In the middle of the courtyard was a large planter box that held a towering mulberry tree whose branches shaded the entire area. Toward the end of winter, the tree filled with magnificently colored migratory moths whose wings made a rustling sound like the ethereal music of sacred temples. As small children, Aziz and I would watch them for hours on end, and we were tempted to try to catch them so that we could keep listening to the music of their wings in private, while we read or studied our lessons. But Mama Aicha was always there to stop us from getting too close to them.
“These moths are going to lay eggs, and from their eggs hundreds of larvae will come out, and they will make cocoons,” she’d tell us.
Every time she repeated this our jaws would drop in amazement.

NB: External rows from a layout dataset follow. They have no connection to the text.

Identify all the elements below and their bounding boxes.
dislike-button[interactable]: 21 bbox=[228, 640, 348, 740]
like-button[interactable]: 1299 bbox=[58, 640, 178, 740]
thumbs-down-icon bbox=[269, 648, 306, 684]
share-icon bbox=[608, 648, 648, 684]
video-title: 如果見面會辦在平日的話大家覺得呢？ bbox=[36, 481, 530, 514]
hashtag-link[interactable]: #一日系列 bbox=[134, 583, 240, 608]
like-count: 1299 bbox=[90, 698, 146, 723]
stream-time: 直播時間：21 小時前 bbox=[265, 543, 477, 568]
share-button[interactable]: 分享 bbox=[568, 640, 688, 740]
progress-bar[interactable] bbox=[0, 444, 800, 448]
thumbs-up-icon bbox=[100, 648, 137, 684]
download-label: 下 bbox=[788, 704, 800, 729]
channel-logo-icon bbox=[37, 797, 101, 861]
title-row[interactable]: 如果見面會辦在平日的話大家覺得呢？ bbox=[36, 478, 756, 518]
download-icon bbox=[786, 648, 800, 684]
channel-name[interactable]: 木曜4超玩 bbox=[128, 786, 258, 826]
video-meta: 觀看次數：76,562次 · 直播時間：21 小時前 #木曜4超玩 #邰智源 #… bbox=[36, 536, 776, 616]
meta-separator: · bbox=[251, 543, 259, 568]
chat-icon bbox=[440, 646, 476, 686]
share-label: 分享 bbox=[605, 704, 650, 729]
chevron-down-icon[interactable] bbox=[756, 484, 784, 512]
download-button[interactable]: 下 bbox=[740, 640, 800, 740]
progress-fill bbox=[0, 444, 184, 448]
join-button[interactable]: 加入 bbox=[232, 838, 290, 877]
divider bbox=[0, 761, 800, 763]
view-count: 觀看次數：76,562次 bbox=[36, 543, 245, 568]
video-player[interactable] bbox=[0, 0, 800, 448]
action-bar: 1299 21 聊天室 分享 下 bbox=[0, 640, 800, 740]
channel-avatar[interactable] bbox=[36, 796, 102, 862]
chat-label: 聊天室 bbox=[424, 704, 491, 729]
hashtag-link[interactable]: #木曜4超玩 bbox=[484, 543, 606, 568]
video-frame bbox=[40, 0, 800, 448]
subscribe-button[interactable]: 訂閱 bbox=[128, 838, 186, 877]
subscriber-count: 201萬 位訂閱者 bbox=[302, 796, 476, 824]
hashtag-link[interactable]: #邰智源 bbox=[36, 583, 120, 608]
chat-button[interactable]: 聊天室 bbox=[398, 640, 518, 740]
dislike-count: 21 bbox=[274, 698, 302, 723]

She would laugh and explain to us each time how the larva was the silkworm and the cocoon was the ball of silk.
We would ask her: “Why won’t you let us play with the balls of silk?”
And every time she would answer: “Because I’m going to turn them into thread, and from this thread I’ll weave a purple cloth called organdy, to make a kaftan so fine that only a princess or a queen would wear one like it.”